Plus vos directives sont précises, moins vos étudiants auront d'excuses pour contourner les règles.

Engager le dialogue plutôt que de soupçonner

Si vous sentez que quelqu'un a utilisé l'IA, posez la question directement dans un cadre bienveillant. "J'ai remarqué que ton approche est très similaire à celle qu'on trouve dans les réponses IA. Peux-tu m'expliquer ton processus ?" Vous laissez place à la correction, pas seulement à la sanction.

La plupart des étudiants ne sont pas malhonnêtes par tempérament. Ils testent les limites. Une réaction juste et dénuée de culpabilité préalable renforce le contrat moral de votre classe.

Modérer les sanctions

Une première utilisation non déclarée de l'IA ne devrait pas équivaloir à un zéro complet ou à une exclusion.

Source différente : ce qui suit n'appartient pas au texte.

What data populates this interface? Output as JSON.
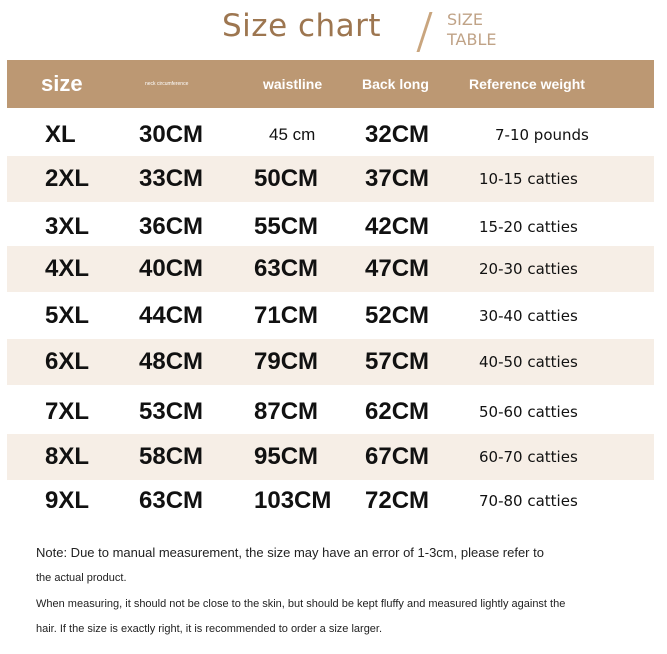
{
  "title": "Size chart",
  "subtitle": [
    "SIZE",
    "TABLE"
  ],
  "headers": [
    "size",
    "neck circumference",
    "waistline",
    "Back long",
    "Reference weight"
  ],
  "rows": [
    [
      "XL",
      "30CM",
      "45 cm",
      "32CM",
      "7-10 pounds"
    ],
    [
      "2XL",
      "33CM",
      "50CM",
      "37CM",
      "10-15 catties"
    ],
    [
      "3XL",
      "36CM",
      "55CM",
      "42CM",
      "15-20 catties"
    ],
    [
      "4XL",
      "40CM",
      "63CM",
      "47CM",
      "20-30 catties"
    ],
    [
      "5XL",
      "44CM",
      "71CM",
      "52CM",
      "30-40 catties"
    ],
    [
      "6XL",
      "48CM",
      "79CM",
      "57CM",
      "40-50 catties"
    ],
    [
      "7XL",
      "53CM",
      "87CM",
      "62CM",
      "50-60 catties"
    ],
    [
      "8XL",
      "58CM",
      "95CM",
      "67CM",
      "60-70 catties"
    ],
    [
      "9XL",
      "63CM",
      "103CM",
      "72CM",
      "70-80 catties"
    ]
  ],
  "notes": [
    "Note: Due to manual measurement, the size may have an error of 1-3cm, please refer to",
    "the actual product.",
    "When measuring, it should not be close to the skin, but should be kept fluffy and measured lightly against the",
    "hair. If the size is exactly right, it is recommended to order a size larger."
  ],
  "colors": {
    "header": "#bc9873",
    "title": "#9d7650",
    "stripe": "#f6eee6"
  }
}
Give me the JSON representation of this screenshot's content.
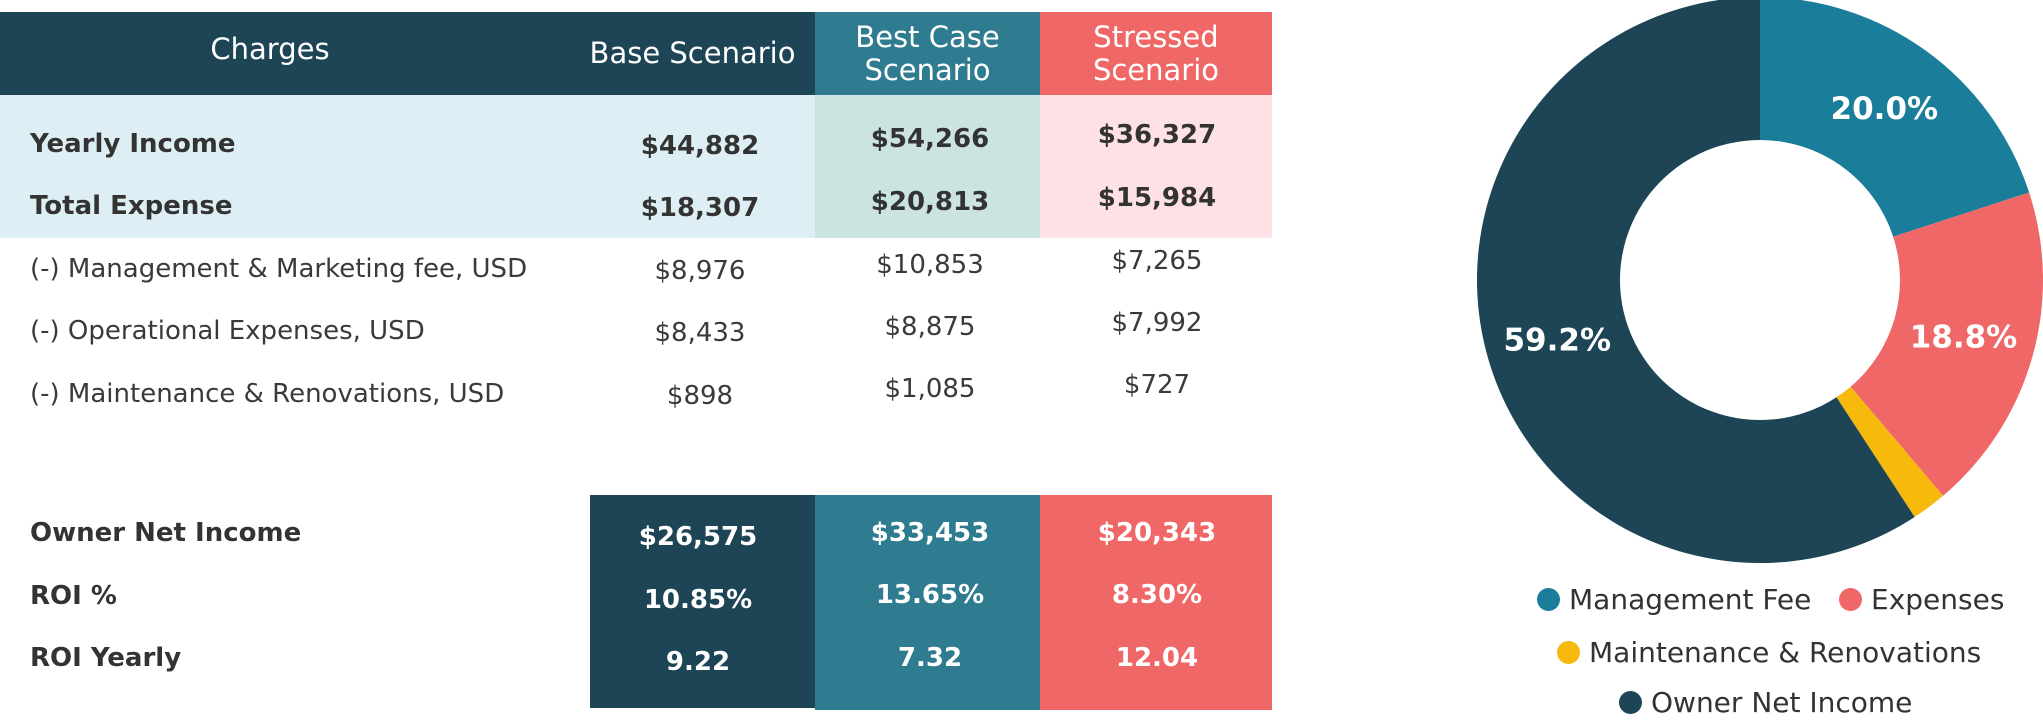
{
  "colors": {
    "dark": "#1d4556",
    "teal": "#2f7b8f",
    "coral": "#f06767",
    "light_blue": "#ddeff5",
    "light_green": "#cbe4e1",
    "light_pink": "#fee1e4",
    "pie_management": "#1a7e9a",
    "pie_expenses": "#f06767",
    "pie_maintenance": "#f6b90c",
    "pie_owner": "#1d4556"
  },
  "table": {
    "headers": {
      "charges": "Charges",
      "base": "Base Scenario",
      "best": "Best Case\nScenario",
      "stressed": "Stressed\nScenario"
    },
    "summary_rows": [
      {
        "label": "Yearly Income",
        "base": "$44,882",
        "best": "$54,266",
        "stressed": "$36,327"
      },
      {
        "label": "Total Expense",
        "base": "$18,307",
        "best": "$20,813",
        "stressed": "$15,984"
      }
    ],
    "detail_rows": [
      {
        "label": "(-) Management & Marketing fee, USD",
        "base": "$8,976",
        "best": "$10,853",
        "stressed": "$7,265"
      },
      {
        "label": "(-) Operational Expenses, USD",
        "base": "$8,433",
        "best": "$8,875",
        "stressed": "$7,992"
      },
      {
        "label": "(-) Maintenance & Renovations, USD",
        "base": "$898",
        "best": "$1,085",
        "stressed": "$727"
      }
    ],
    "result_rows": [
      {
        "label": "Owner Net Income",
        "base": "$26,575",
        "best": "$33,453",
        "stressed": "$20,343"
      },
      {
        "label": "ROI %",
        "base": "10.85%",
        "best": "13.65%",
        "stressed": "8.30%"
      },
      {
        "label": "ROI Yearly",
        "base": "9.22",
        "best": "7.32",
        "stressed": "12.04"
      }
    ]
  },
  "chart_data": {
    "type": "pie",
    "donut": true,
    "title": "",
    "slices": [
      {
        "name": "Management Fee",
        "value": 20.0,
        "label": "20.0%",
        "color": "#1a7e9a"
      },
      {
        "name": "Expenses",
        "value": 18.8,
        "label": "18.8%",
        "color": "#f06767"
      },
      {
        "name": "Maintenance & Renovations",
        "value": 2.0,
        "label": "",
        "color": "#f6b90c"
      },
      {
        "name": "Owner Net Income",
        "value": 59.2,
        "label": "59.2%",
        "color": "#1d4556"
      }
    ],
    "legend": [
      "Management Fee",
      "Expenses",
      "Maintenance & Renovations",
      "Owner Net Income"
    ],
    "legend_position": "bottom"
  }
}
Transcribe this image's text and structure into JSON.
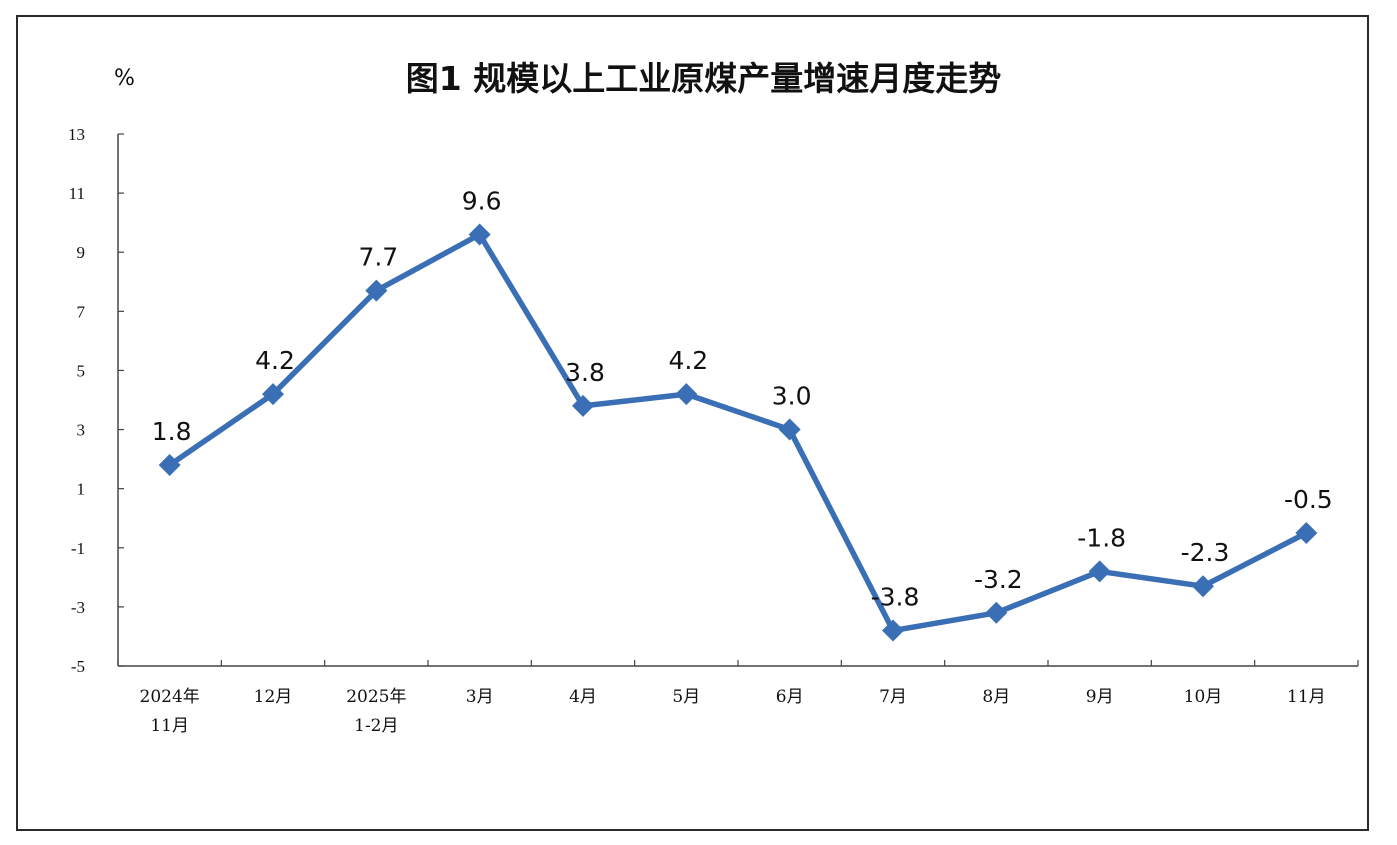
{
  "chart_data": {
    "type": "line",
    "title": "图1  规模以上工业原煤产量增速月度走势",
    "ylabel": "%",
    "xlabel": "",
    "ylim": [
      -5,
      13
    ],
    "yticks": [
      "13",
      "11",
      "9",
      "7",
      "5",
      "3",
      "1",
      "-1",
      "-3",
      "-5"
    ],
    "grid": false,
    "categories": [
      [
        "2024年",
        "11月"
      ],
      [
        "12月"
      ],
      [
        "2025年",
        "1-2月"
      ],
      [
        "3月"
      ],
      [
        "4月"
      ],
      [
        "5月"
      ],
      [
        "6月"
      ],
      [
        "7月"
      ],
      [
        "8月"
      ],
      [
        "9月"
      ],
      [
        "10月"
      ],
      [
        "11月"
      ]
    ],
    "series": [
      {
        "values": [
          1.8,
          4.2,
          7.7,
          9.6,
          3.8,
          4.2,
          3.0,
          -3.8,
          -3.2,
          -1.8,
          -2.3,
          -0.5
        ],
        "labels": [
          "1.8",
          "4.2",
          "7.7",
          "9.6",
          "3.8",
          "4.2",
          "3.0",
          "-3.8",
          "-3.2",
          "-1.8",
          "-2.3",
          "-0.5"
        ],
        "color": "#3a6fb5",
        "marker": "diamond"
      }
    ]
  }
}
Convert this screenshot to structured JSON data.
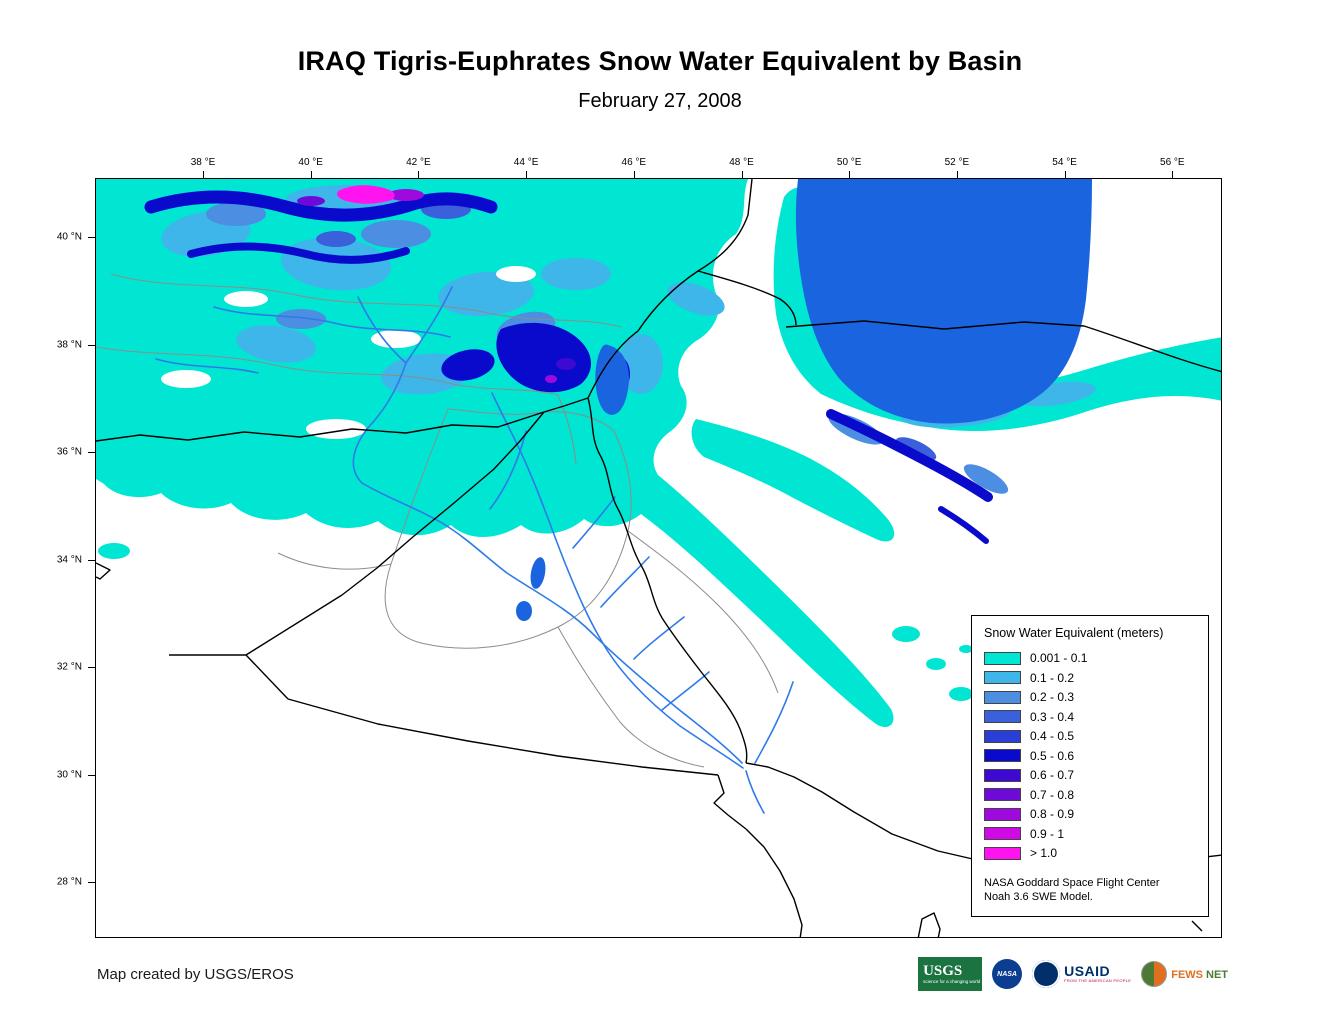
{
  "title": "IRAQ Tigris-Euphrates Snow Water Equivalent by Basin",
  "subtitle": "February 27, 2008",
  "axes": {
    "lon": [
      "38 °E",
      "40 °E",
      "42 °E",
      "44 °E",
      "46 °E",
      "48 °E",
      "50 °E",
      "52 °E",
      "54 °E",
      "56 °E"
    ],
    "lat": [
      "40 °N",
      "38 °N",
      "36 °N",
      "34 °N",
      "32 °N",
      "30 °N",
      "28 °N"
    ]
  },
  "legend": {
    "title": "Snow Water Equivalent (meters)",
    "items": [
      {
        "label": "0.001 - 0.1",
        "color": "#00E6D2"
      },
      {
        "label": "0.1 - 0.2",
        "color": "#3FB6EA"
      },
      {
        "label": "0.2 - 0.3",
        "color": "#4C8EE2"
      },
      {
        "label": "0.3 - 0.4",
        "color": "#3A60DC"
      },
      {
        "label": "0.4 - 0.5",
        "color": "#2A3ED8"
      },
      {
        "label": "0.5 - 0.6",
        "color": "#0A0ACD"
      },
      {
        "label": "0.6 - 0.7",
        "color": "#3E0AD2"
      },
      {
        "label": "0.7 - 0.8",
        "color": "#6E0AD8"
      },
      {
        "label": "0.8 - 0.9",
        "color": "#9E0ADE"
      },
      {
        "label": "0.9 - 1",
        "color": "#CF0AE4"
      },
      {
        "label": "> 1.0",
        "color": "#FF14F0"
      }
    ],
    "source_line1": "NASA Goddard Space Flight Center",
    "source_line2": "Noah 3.6 SWE Model."
  },
  "footer": {
    "credit": "Map created by USGS/EROS",
    "logos": {
      "usgs": {
        "label": "USGS",
        "tagline": "science for a changing world"
      },
      "nasa": {
        "label": "NASA"
      },
      "usaid": {
        "label": "USAID",
        "tagline": "FROM THE AMERICAN PEOPLE"
      },
      "fewsnet": {
        "label1": "FEWS",
        "label2": "NET"
      }
    }
  },
  "colors": {
    "water": "#1A64DF",
    "river": "#2E7BE8",
    "border": "#000000",
    "basin": "#8C8C8C",
    "usgs-green": "#1B7340",
    "nasa-blue": "#0B3D91",
    "usaid-blue": "#002F6C",
    "usaid-red": "#BA0C2F",
    "fews-orange": "#E07020",
    "fews-green": "#4C7A34"
  }
}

Graduer les conséquences selon la gravité : avertissement pour une première infraction accidentelle, travail à recommencer, points déduits, voire sanction académique plus grave pour les récidives intentionnelles.

Cette proportionnalité renforce la légitimité perçue des règles.

Les cas limites et ambiguïtés

L'IA pour corriger et améliorer

Un étudiant qui écrit son devoir puis le passe par ChatGPT pour corriger la grammaire et la fluidité : c'est de l'IA acceptée ou refusée ? Votre syllabus doit le préciser.

Nous penserions que c'est une bonne pratique d'amélioration continue. Mais si vous ne l'autorisez pas, soyez clair.

L'assistance IA comme avantage de naissance

Un étudiant qui a toujours accès à une licence ChatGPT Premium a un avantage sur celui qui ne peut pas se le permettre. Si vous utilisez l'IA dans vos enseignements, pensez à fournir des accès égaux ou des alternatives gratuites (Copilot, Gemini, etc.).

Les réécritures manuelles post-IA

Un étudiant qui génère du contenu IA, puis le réécrit manuellement en changeant 30-50 % du texte : c'est fraude, amélioration, ou simple utilisation d'outil ? Les frontières ne sont pas évidentes.

C'est précisément pour cette raison que les stratégies de processus (historique, dialogue) fonctionnent mieux que la détection par scoring.

Ressources pour aller plus loin

Consultez le cadre du ministère français (juin 2025) pour les recommandations officielles. Explorez les recherches de Stanford sur les limites des détecteurs. Lisez les guides d'universités innovantes qui proposent des alternatives à la détection.

Si vous utilisez un outil comme Compilatio ou Turnitin, consultez leur documentation sur les limites de la détection spécifiquement pour votre langue d'enseignement.